Everywhere, the step from the irresponsibility of childhood to the world of adults is marked by ceremonies, which, depending on whether they are religious or lay, modern or ancient, highly evolved or simple, take different forms. It can be said that human existence attains completion through a series of passage rites, by successive initiations, and that the occasion is invested with a sense of importance and ceremony, not only for those undergoing such rituals, but also the entire community.
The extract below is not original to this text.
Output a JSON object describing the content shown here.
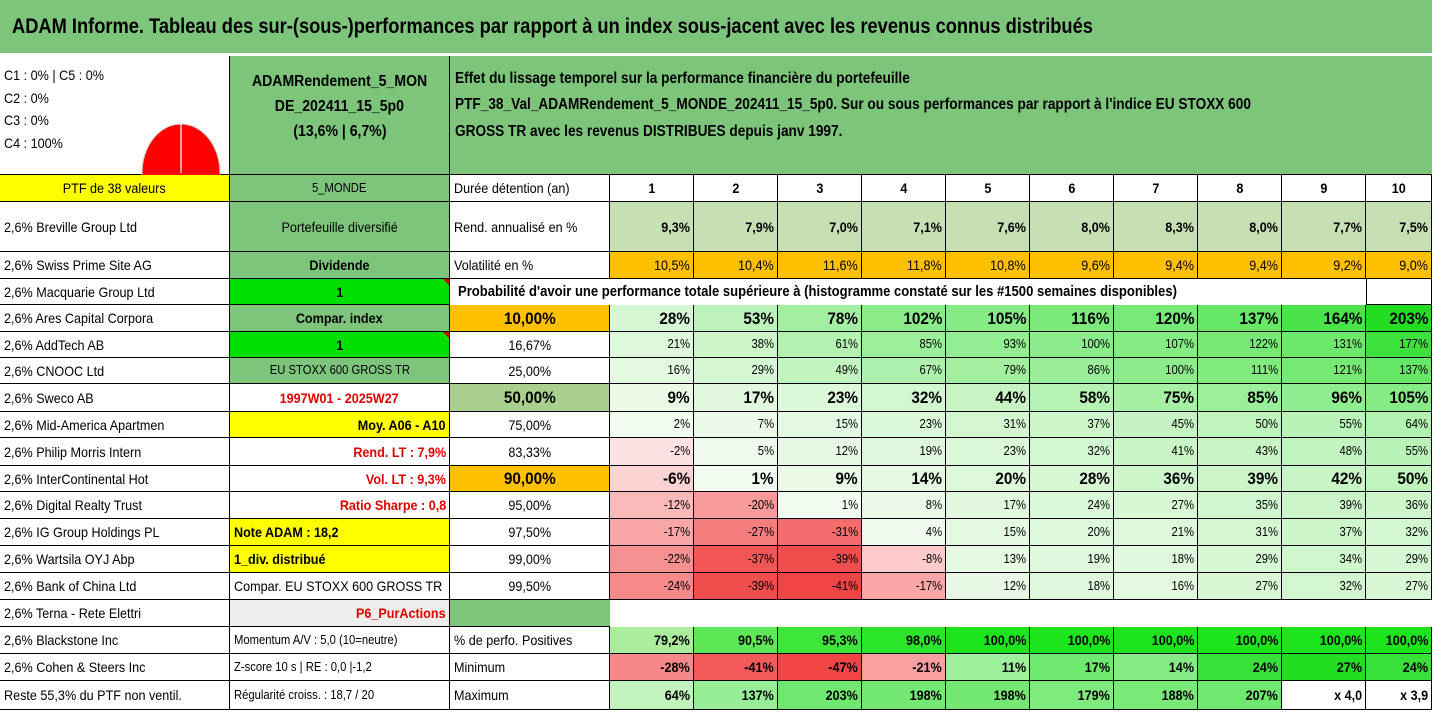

The stages critical to a person’s life vary from one culture to another. In some communities, a child’s first haircut might mark the end of infancy and the beginning of childhood, with the cuttings fastidiously treasured and put away as a keepsake by the mother. Similarly, the first clipping of fingernails is considered important. Among many non-Western societies, various puberty rites such as circumcision, clitoridectomy, and infibulation, often unpleasant and painful, mark the entrance of boys and girls into adulthood. In his book, The Masks of God, Joseph Campbell expounds on this point: 

‘Throughout the world the rituals of transformation from infancy to manhood are attended with and effected by excruciating ordeals. Scourgings, fastings, the knocking out of teeth, scarifications, finger sacrifices, removal of a testicle, cicatrization, circumcision, subincision, bitings and burnings are the general rule. […] the natural body is transformed by the ordeals into an ever-present sign of a new spiritual state. For even in the gentler and higher societies where the body is no longer naked and mutilated, new clothes and ornaments are assumed, following initiations, to symbolise and support the new spiritual state. In India the caste marks, tonsure, clothes etc. represent precisely the individual’s social role. In the West we know the military uniform, clerical collar, medical goatee, and judge’s wig. But where people are naked it is the body itself, which must be changed’.127 

In order to adhere to the customs, rules, and values of various rites of passage in certain cultures, specific ritual behaviour is observed. Ritual behaviour can be viewed as a prescribed action repeated systematically from time to time, forming a common part of human life especially important within a religious context. Rituals, such as prayers, songs, processions, sacrifices, feasts, and festivals, differ among various religions and societies. However, although the rites of passage of birth, marriage, and death might differ in content, they are common and equally important to all cultures.